At this altitude, the pool is the total company budget.

Baseline \(t_0\)​

  • \( B_{t_0} = £100m \) — the IT budget
  • \( P_{t_0} = £1{,}000m \) — the company budget
  • \( C_{t_0} = \frac{100}{1{,}000} = 10\% \) — IT controls 10 per cent of company capital
  • \( S_{t_0} = 100 \) — baseline internal share price

Next period t1t_1t1​

  • \( B_{t_1} = £115m \) — IT budget increased
  • \( P_{t_1} = £1{,}300m \) — the organisation is investing more overall
  • \( C_{t_1} = \frac{115}{1{,}300} \approx 8.85\% \) — IT’s share of capital fell
  • \( S_{t_1} = 100 \times \frac{8.85}{10} \approx 88.5 \)

Interpretation

IT grew in absolute terms but lost relative position.
From the company’s perspective, IT was sold relative to other priorities.


Example 2: Inside IT — cloud and AI

Now we zoom in.
The pool is the total IT budget.

Baseline \(t_0\)

  • IT pool: £100m
  • Cloud: £40m (40 per cent of IT)
  • AI (inside cloud): £8m (8 per cent of IT)

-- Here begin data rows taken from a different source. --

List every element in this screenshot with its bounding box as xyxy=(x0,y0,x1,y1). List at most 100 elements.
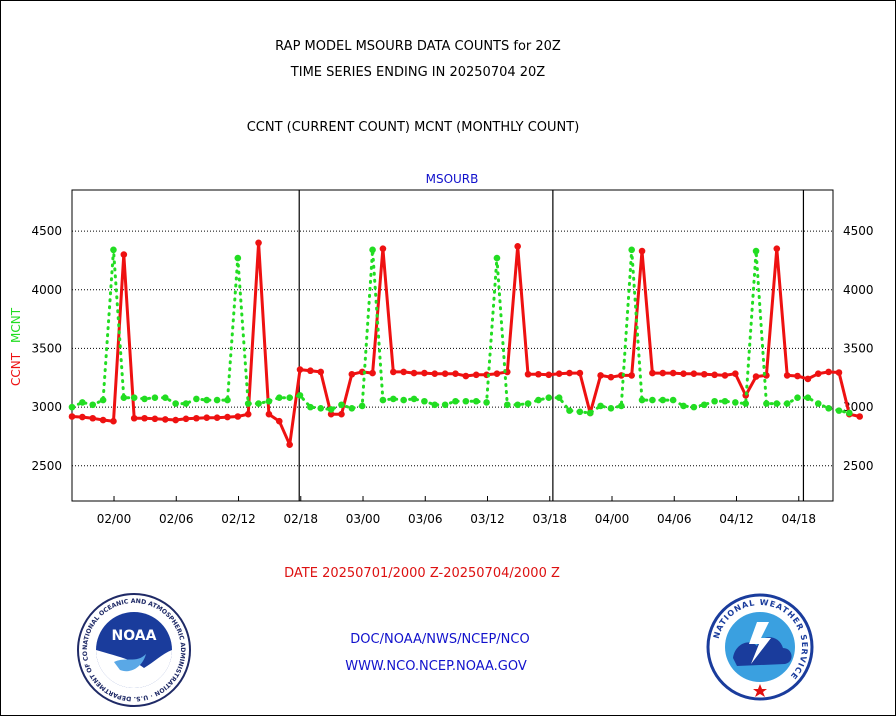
x-tick-label: 04/12 xyxy=(719,512,754,526)
mcnt-point xyxy=(338,401,345,409)
mcnt-point xyxy=(742,400,749,407)
x-tick-label: 03/12 xyxy=(470,512,505,526)
ccnt-point xyxy=(275,417,283,425)
y-tick-label-left: 3000 xyxy=(31,400,62,414)
website-link[interactable]: WWW.NCO.NCEP.NOAA.GOV xyxy=(345,659,527,674)
mcnt-point xyxy=(234,254,242,262)
mcnt-point xyxy=(524,400,532,407)
mcnt-point xyxy=(514,401,521,409)
y-axis-label-mcnt: MCNT xyxy=(9,307,23,343)
ccnt-point xyxy=(99,416,107,424)
ccnt-point xyxy=(296,366,304,373)
x-tick-label: 02/06 xyxy=(159,512,194,526)
mcnt-point xyxy=(752,247,760,255)
series-title: MSOURB xyxy=(426,172,479,186)
mcnt-point xyxy=(203,396,211,404)
mcnt-point xyxy=(110,246,117,254)
ccnt-point xyxy=(524,370,532,378)
ccnt-point xyxy=(690,370,698,377)
ccnt-point xyxy=(421,369,428,377)
ccnt-point xyxy=(110,417,117,425)
x-tick-label: 02/18 xyxy=(283,512,318,526)
ccnt-point xyxy=(669,369,677,377)
mcnt-point xyxy=(400,396,407,404)
x-tick-label: 03/00 xyxy=(346,512,381,526)
mcnt-point xyxy=(213,396,221,404)
mcnt-point xyxy=(711,397,718,405)
mcnt-point xyxy=(99,396,107,404)
mcnt-point xyxy=(535,396,542,404)
mcnt-point xyxy=(493,254,501,262)
mcnt-point xyxy=(545,394,553,402)
ccnt-point xyxy=(576,369,584,377)
mcnt-point xyxy=(244,400,252,407)
mcnt-point xyxy=(286,394,293,402)
mcnt-point xyxy=(566,407,573,414)
noaa-logo: NATIONAL OCEANIC AND ATMOSPHERIC ADMINIS… xyxy=(74,590,191,707)
ccnt-point xyxy=(783,372,791,379)
ccnt-point xyxy=(348,370,356,378)
ccnt-point xyxy=(182,415,190,423)
mcnt-point xyxy=(79,399,86,406)
mcnt-line xyxy=(70,248,851,415)
mcnt-point xyxy=(814,400,822,407)
ccnt-point xyxy=(286,441,293,448)
ccnt-point xyxy=(566,369,573,377)
mcnt-point xyxy=(275,394,283,402)
mcnt-point xyxy=(182,400,190,407)
mcnt-point xyxy=(680,402,687,410)
mcnt-point xyxy=(763,400,770,407)
ccnt-point xyxy=(794,372,801,380)
date-range-label: DATE 20250701/2000 Z-20250704/2000 Z xyxy=(284,566,560,581)
ccnt-point xyxy=(203,414,211,421)
mcnt-point xyxy=(483,399,490,406)
ccnt-point xyxy=(400,368,407,376)
plot-area xyxy=(71,189,834,502)
mcnt-point xyxy=(659,396,667,404)
ccnt-point xyxy=(130,414,138,422)
ccnt-point xyxy=(597,372,604,379)
ccnt-point xyxy=(804,375,812,383)
mcnt-point xyxy=(586,409,594,417)
mcnt-point xyxy=(410,395,418,403)
mcnt-point xyxy=(161,394,169,402)
mcnt-point xyxy=(390,395,397,403)
mcnt-point xyxy=(783,400,791,407)
ccnt-point xyxy=(700,370,708,378)
mcnt-point xyxy=(452,397,459,405)
x-tick-label: 03/18 xyxy=(532,512,567,526)
mcnt-point xyxy=(172,400,179,407)
mcnt-point xyxy=(732,399,739,406)
mcnt-point xyxy=(721,397,729,405)
ccnt-point xyxy=(234,413,242,420)
mcnt-point xyxy=(369,246,376,254)
mcnt-point xyxy=(296,392,304,399)
ccnt-point xyxy=(441,370,449,377)
mcnt-point xyxy=(89,401,97,409)
ccnt-point xyxy=(172,416,179,424)
mcnt-point xyxy=(597,402,604,410)
ccnt-point xyxy=(545,371,553,379)
y-tick-label-left: 4500 xyxy=(31,224,62,238)
mcnt-point xyxy=(804,394,812,402)
mcnt-point xyxy=(327,406,335,413)
mcnt-point xyxy=(120,394,128,402)
mcnt-point xyxy=(431,401,439,409)
chart-subtitle: CCNT (CURRENT COUNT) MCNT (MONTHLY COUNT… xyxy=(246,120,580,135)
mcnt-point xyxy=(628,246,635,254)
ccnt-point xyxy=(493,370,501,377)
mcnt-point xyxy=(825,404,832,412)
mcnt-point xyxy=(130,394,138,402)
mcnt-point xyxy=(68,403,76,411)
ccnt-point xyxy=(338,410,345,418)
ccnt-point xyxy=(452,370,459,377)
mcnt-point xyxy=(638,396,646,404)
mcnt-point xyxy=(224,396,231,404)
ccnt-point xyxy=(462,372,470,380)
nws-star-icon xyxy=(753,684,767,697)
y-tick-label-left: 3500 xyxy=(31,341,62,355)
ccnt-point xyxy=(390,368,397,376)
ccnt-point xyxy=(514,243,521,250)
ccnt-point xyxy=(327,410,335,418)
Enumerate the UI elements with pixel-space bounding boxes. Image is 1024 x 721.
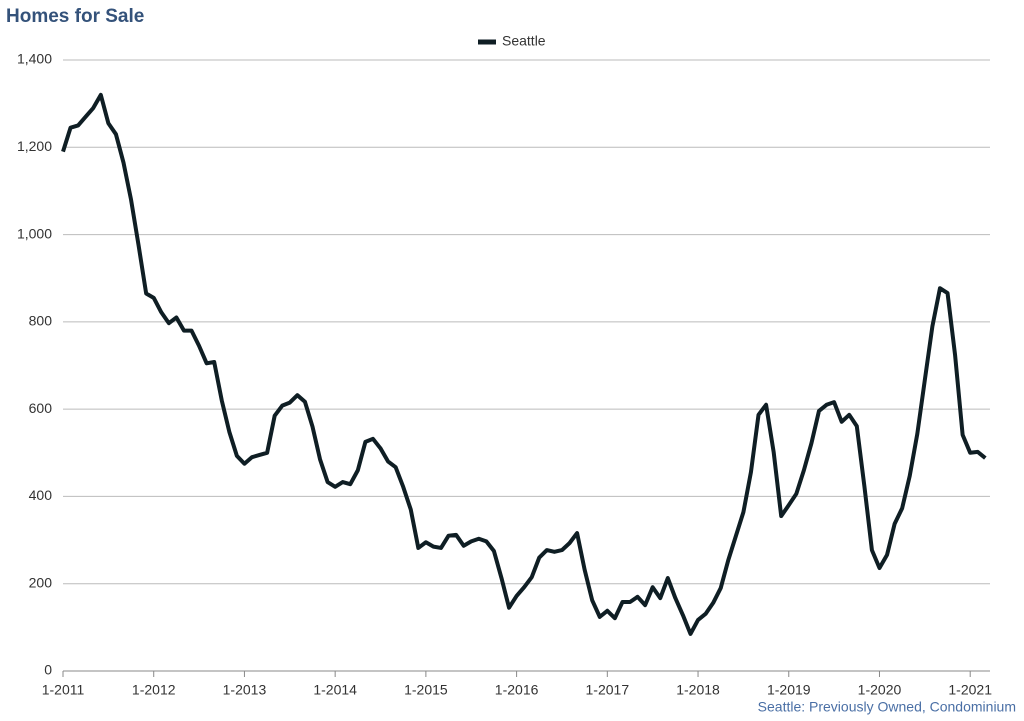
legend-label: Seattle	[502, 33, 546, 49]
series-line	[61, 92, 987, 636]
x-tick-label: 1-2018	[676, 682, 720, 698]
y-tick-label: 200	[29, 574, 53, 590]
y-tick-label: 600	[29, 400, 53, 416]
y-tick-label: 1,400	[17, 51, 52, 67]
x-tick-label: 1-2012	[132, 682, 176, 698]
chart-note: Seattle: Previously Owned, Condominium	[758, 699, 1016, 715]
x-tick-label: 1-2016	[495, 682, 539, 698]
y-tick-label: 0	[44, 662, 52, 678]
x-tick-label: 1-2013	[223, 682, 267, 698]
x-tick-label: 1-2011	[42, 682, 85, 698]
x-tick-label: 1-2019	[767, 682, 811, 698]
y-tick-label: 1,200	[17, 138, 52, 154]
chart-title: Homes for Sale	[6, 6, 144, 27]
x-tick-label: 1-2014	[313, 682, 357, 698]
x-tick-label: 1-2017	[586, 682, 630, 698]
x-tick-label: 1-2020	[858, 682, 902, 698]
y-tick-label: 1,000	[17, 225, 52, 241]
y-tick-label: 800	[29, 313, 53, 329]
x-tick-label: 1-2021	[948, 682, 992, 698]
y-tick-label: 400	[29, 487, 53, 503]
x-tick-label: 1-2015	[404, 682, 448, 698]
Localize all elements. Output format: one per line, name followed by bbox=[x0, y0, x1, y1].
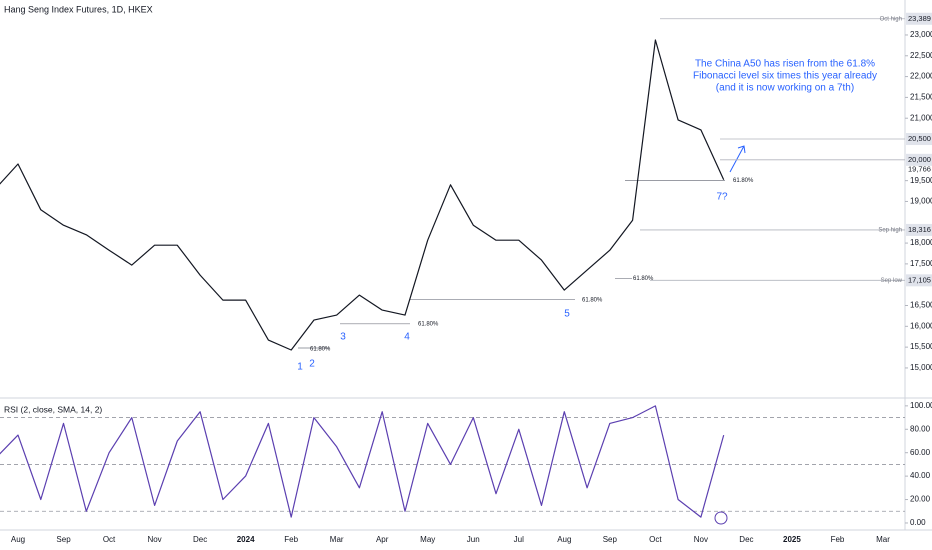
level-tag bbox=[906, 223, 932, 236]
rsi-line bbox=[0, 405, 725, 518]
y-tick-label: 60.00 bbox=[910, 448, 931, 457]
level-label: 20,500 bbox=[908, 134, 931, 143]
level-note: Sep low bbox=[881, 278, 903, 284]
rsi-title: RSI (2, close, SMA, 14, 2) bbox=[4, 404, 102, 414]
y-tick-label: 21,000 bbox=[910, 113, 932, 122]
level-label: 18,316 bbox=[908, 225, 931, 234]
level-label: 20,000 bbox=[908, 155, 931, 164]
x-tick-label: Nov bbox=[694, 535, 708, 544]
y-tick-label: 15,500 bbox=[910, 342, 932, 351]
y-tick-label: 16,500 bbox=[910, 301, 932, 310]
x-tick-label: Apr bbox=[376, 535, 389, 544]
y-tick-label: 19,500 bbox=[910, 176, 932, 185]
fib-label: 61.80% bbox=[633, 276, 654, 282]
level-label: 23,389 bbox=[908, 14, 931, 23]
x-tick-label: Jun bbox=[467, 535, 480, 544]
level-tag bbox=[906, 153, 932, 166]
annotation: Fibonacci level six times this year alre… bbox=[693, 71, 877, 82]
y-tick-label: 80.00 bbox=[910, 424, 931, 433]
y-tick-label: 15,000 bbox=[910, 363, 932, 372]
x-tick-label: Jul bbox=[514, 535, 524, 544]
wave-label: 1 bbox=[297, 362, 303, 373]
x-tick-label: Dec bbox=[193, 535, 207, 544]
fib-label: 61.80% bbox=[582, 297, 603, 303]
annotation: (and it is now working on a 7th) bbox=[716, 83, 854, 94]
last-price-label: 19,766 bbox=[908, 165, 931, 174]
wave-label: 4 bbox=[404, 332, 410, 343]
arrow bbox=[729, 145, 746, 173]
x-tick-label: 2024 bbox=[237, 535, 255, 544]
plot-area bbox=[0, 39, 905, 518]
x-tick-label: Mar bbox=[330, 535, 344, 544]
level-note: Sep high bbox=[878, 228, 902, 234]
y-tick-label: 100.00 bbox=[910, 401, 932, 410]
x-tick-label: Dec bbox=[739, 535, 753, 544]
fib-label: 61.80% bbox=[310, 347, 331, 353]
x-tick-label: Aug bbox=[11, 535, 25, 544]
y-tick-label: 40.00 bbox=[910, 471, 931, 480]
y-tick-label: 19,000 bbox=[910, 197, 932, 206]
x-tick-label: 2025 bbox=[783, 535, 801, 544]
rsi-highlight bbox=[714, 511, 728, 525]
level-label: 17,105 bbox=[908, 275, 931, 284]
wave-label: 7? bbox=[716, 192, 728, 203]
y-tick-label: 23,000 bbox=[910, 30, 932, 39]
y-tick-label: 17,500 bbox=[910, 259, 932, 268]
level-tag bbox=[906, 274, 932, 287]
annotation: The China A50 has risen from the 61.8% bbox=[695, 59, 875, 70]
fib-label: 61.80% bbox=[418, 321, 439, 327]
x-tick-label: Oct bbox=[103, 535, 116, 544]
y-tick-label: 16,000 bbox=[910, 321, 932, 330]
level-tag bbox=[906, 12, 932, 25]
level-tag bbox=[906, 133, 932, 146]
y-tick-label: 22,500 bbox=[910, 51, 932, 60]
x-tick-label: Feb bbox=[284, 535, 298, 544]
x-tick-label: Nov bbox=[147, 535, 161, 544]
x-tick-label: May bbox=[420, 535, 435, 544]
fib-label: 61.80% bbox=[733, 178, 754, 184]
x-tick-label: Feb bbox=[831, 535, 845, 544]
wave-label: 5 bbox=[564, 309, 570, 320]
wave-label: 3 bbox=[340, 332, 346, 343]
y-tick-label: 0.00 bbox=[910, 518, 926, 527]
chart-title: Hang Seng Index Futures, 1D, HKEX bbox=[4, 4, 153, 14]
y-tick-label: 18,000 bbox=[910, 238, 932, 247]
y-tick-label: 22,000 bbox=[910, 72, 932, 81]
y-tick-label: 21,500 bbox=[910, 93, 932, 102]
x-tick-label: Sep bbox=[603, 535, 618, 544]
x-tick-label: Aug bbox=[557, 535, 571, 544]
x-tick-label: Oct bbox=[649, 535, 662, 544]
wave-label: 2 bbox=[309, 359, 315, 370]
y-tick-label: 20.00 bbox=[910, 495, 931, 504]
price-line bbox=[0, 39, 725, 351]
x-tick-label: Mar bbox=[876, 535, 890, 544]
x-tick-label: Sep bbox=[56, 535, 71, 544]
level-note: Oct high bbox=[880, 16, 902, 22]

Both are normalised to 100.

Next period \(t_1\)​

  • IT pool: £115m
  • Cloud: £55m (47.8 per cent of IT)
  • AI: £18m (15.7 per cent of IT)

Internal share prices

  • \( S_{\text{cloud}} = 100 \times \frac{47.8}{40} \approx 120 \)
  • \( S_{\text{AI}} = 100 \times \frac{15.7}{8} \approx 196 \)

Interpretation

IT may be flat or down relative to the company.
Cloud is being increasing in value inside IT.
AI is a big priority in IT, with an almost double value.

Multiple buy, hold, and sell signals coexist at different altitudes, at the same time.


IT value over time

From this perspective, IT value is not a number to be calculated once. It is a trajectory.

If belief in technology as a driver of future outcomes strengthens, IT captures a growing share of capital. If belief weakens, that share declines. This does not fluctuate minute by minute like markets, but it does change as interpretation evolves and commitments are revised.

The role of IT is not to manufacture value directly. It is to influence interpretation, to shape the evidence and credibility that cause capital to move.

IT value is revealed when the organisation chooses to invest again.


Why this matters

This is a way to interpret signals that are otherwise easy to misread.

Budget increases, flat funding, or internal reallocations are often discussed in isolation. This lens makes those movements legible from the organisation’s point of view. It helps answer a simple but usually confusing question: what does this change actually say about the value the organisation is assigning to this domain?

It is not about optimisation.
It is about interpretation.

It exists to make visible how belief shifts inside an organisation, and how those shifts affect you, your department, or IT as a whole.

This three-layer view of value is the lens I will use going forward to reason about IT, cloud, and FinOps, and to make sense of decisions that otherwise feel inconsistent, political, or opaque.